Just bought a new house.  I can say with certainty that the top of the market is now in.

inosent's picture

as long as you can rent it out and b/e, just keep it until the mtg is paid. some day that might be an income producing asset for you.

swmnguy's picture

I ran into an old friend who is a realtor, in the last week of September.  She said she was going nuts trying to get closings done before 10/1/15, when new paperwork requirements were to go into effect.  She described the new paperwork and rules as still more attempts to protect stupid homebuyers from themselves.  

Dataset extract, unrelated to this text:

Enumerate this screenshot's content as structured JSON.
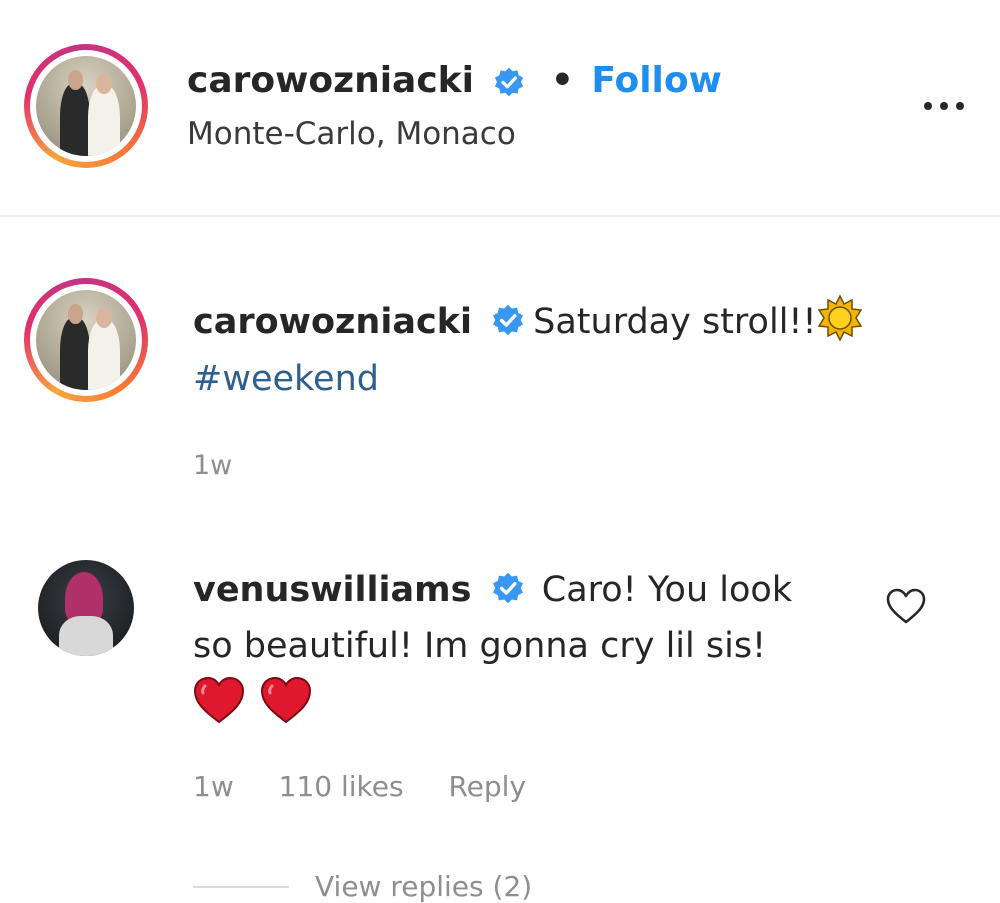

She said it will stop, or seriously hinder, some of the wheeling and dealing that typically happens at closings.  I, for instance, would always prefer to pay a little less if the seller hasn't completed certain repairs, and get the repairs done myself.  I can do many such repairs myself, and if I can't, I'd rather be the one hiring it out, as I care that it gets done properly, rather than the seller who just wants it to be cheap and get past an inspection.

Of course, at least half the homeowners I know shouldn't own a house as they don't know how and don't bother to educate themselves.  Just as at least half the auto owners I know shouldn't own a car, much less drive one, as they're terrible at it, unsafe, and can't be bothered to pay attention to the task.

So I guess the morons set the rules, as usual.